Recent Updates from the Texas Criminal Court of Appeals
Opening the Car Door Instead of Rolling Down the Window May Create
Reasonable Suspicion During a Traffic Stop
Guilty Pleas Will Not be Overturned – Even if Charges Concern the Wrong Substance
In Ex parte Broussard, the Court of Criminal Appeals stated that a guilty plea is still considered to be voluntary, even if a lab later determines that the actual illegal substance was different from the drug that the plea concerned. In Broussard, the defendant was charged with possession of cocaine and pleaded guilty to the charge. After entering the plea, a lab determined that the substance in the defendant’s possession was actually methamphetamine. This called into question the validity of the original plea because the prosecution would not have been able to prove at trial that the defendant was in possession of cocaine as stated in the original charge. The Court of Criminal Appeals affirmed the plea validity and denied habeas relief. The Court reasoned that though the defendant pleaded guilty without knowledge of all the pertinent facts, the plea was still voluntarily entered.

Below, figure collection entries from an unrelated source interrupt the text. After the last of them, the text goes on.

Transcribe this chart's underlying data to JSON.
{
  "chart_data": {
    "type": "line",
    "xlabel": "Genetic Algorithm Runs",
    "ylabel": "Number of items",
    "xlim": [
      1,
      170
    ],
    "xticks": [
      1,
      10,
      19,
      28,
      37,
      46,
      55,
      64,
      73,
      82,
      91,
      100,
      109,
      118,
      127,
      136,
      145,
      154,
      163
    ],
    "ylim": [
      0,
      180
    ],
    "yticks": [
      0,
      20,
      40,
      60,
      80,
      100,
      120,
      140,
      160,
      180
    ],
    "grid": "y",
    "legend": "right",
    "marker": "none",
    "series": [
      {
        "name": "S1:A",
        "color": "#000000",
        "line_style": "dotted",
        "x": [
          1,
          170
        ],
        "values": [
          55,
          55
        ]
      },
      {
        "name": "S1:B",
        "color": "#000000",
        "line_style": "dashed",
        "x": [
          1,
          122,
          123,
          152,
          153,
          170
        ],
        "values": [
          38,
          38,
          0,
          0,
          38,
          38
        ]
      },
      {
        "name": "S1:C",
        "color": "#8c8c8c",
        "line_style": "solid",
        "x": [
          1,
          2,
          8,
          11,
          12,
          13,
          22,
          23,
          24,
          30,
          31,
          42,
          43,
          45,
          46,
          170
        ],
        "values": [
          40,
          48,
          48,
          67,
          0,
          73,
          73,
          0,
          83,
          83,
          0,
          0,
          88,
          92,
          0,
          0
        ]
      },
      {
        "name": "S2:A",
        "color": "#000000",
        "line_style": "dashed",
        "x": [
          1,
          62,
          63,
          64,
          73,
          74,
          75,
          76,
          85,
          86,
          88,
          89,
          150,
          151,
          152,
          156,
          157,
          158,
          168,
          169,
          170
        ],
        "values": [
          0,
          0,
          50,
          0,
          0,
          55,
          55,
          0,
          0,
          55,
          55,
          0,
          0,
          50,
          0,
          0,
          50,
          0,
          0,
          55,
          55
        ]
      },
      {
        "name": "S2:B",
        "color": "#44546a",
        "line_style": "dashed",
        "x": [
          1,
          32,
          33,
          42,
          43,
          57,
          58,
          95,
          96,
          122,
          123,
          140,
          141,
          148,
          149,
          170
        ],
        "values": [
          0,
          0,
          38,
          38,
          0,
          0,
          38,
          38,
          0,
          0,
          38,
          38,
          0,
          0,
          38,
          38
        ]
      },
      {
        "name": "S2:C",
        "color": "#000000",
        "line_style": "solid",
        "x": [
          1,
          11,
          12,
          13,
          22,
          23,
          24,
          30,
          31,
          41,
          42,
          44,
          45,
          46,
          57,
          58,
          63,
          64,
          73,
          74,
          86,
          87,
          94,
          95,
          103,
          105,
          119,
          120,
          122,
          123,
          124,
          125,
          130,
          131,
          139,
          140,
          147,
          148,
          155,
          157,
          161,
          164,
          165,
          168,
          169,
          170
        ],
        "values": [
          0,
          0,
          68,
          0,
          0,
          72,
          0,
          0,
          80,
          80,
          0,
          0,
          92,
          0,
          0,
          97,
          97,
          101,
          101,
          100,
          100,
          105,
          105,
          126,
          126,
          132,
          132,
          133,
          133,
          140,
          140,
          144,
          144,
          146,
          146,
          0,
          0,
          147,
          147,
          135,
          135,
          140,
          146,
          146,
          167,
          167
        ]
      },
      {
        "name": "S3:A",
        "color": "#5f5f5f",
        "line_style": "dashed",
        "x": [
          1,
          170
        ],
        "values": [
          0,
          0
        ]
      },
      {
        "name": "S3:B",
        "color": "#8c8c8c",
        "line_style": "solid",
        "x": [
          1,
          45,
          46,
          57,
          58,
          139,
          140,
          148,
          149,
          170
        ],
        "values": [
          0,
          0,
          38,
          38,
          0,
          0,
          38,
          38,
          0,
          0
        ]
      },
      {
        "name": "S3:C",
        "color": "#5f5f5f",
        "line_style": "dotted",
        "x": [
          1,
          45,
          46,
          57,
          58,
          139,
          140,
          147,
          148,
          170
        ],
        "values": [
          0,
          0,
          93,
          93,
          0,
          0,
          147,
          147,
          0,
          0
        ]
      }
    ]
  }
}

Search Incident to Arrest May be Justified by Discovery of a Different Offense After Arrest
In State v. Sanchez, the Court of Criminal Appeals held that discovery of drugs on someone’s person after an arrest for a traffic warrant may justify a search of the person’s vehicle as well, even if the vehicle is not within the arrested person’s immediate control. In Sanchez, a routine traffic stop resulted in an arrest of the driver for outstanding warrants that were discovered during the traffic stop. After the arrest, police found drugs on the driver. The officer then returned to the vehicle, performed a search and located additional contraband. Initially, the trial court suppressed the evidence from the vehicle—and the court of appeals affirmed—stating that a search incident to arrest could not be justified by discovery of a different offense after the original arrest. However, the Court reversed, holding that, as long as there is probable cause to arrest for the newly-discovered offense—and the additional search occurs soon after the defendant’s original arrest—an officer may conduct a search incident to arrest “on the basis of an offense discovered after formal arrest for a different crime.”
 Ramirez-Tamayo v. State, -- S.W.3d ---, 2017 WL 4159140 (Tex. Crim. App. 2017).
 Ex parte Broussard, 517 S.W.3d 814 (Tex. Crim. App. 2017).
 State v. Sanchez, No. PD-1037-16 (Tex. Crim. App. Sept. 27, 2017).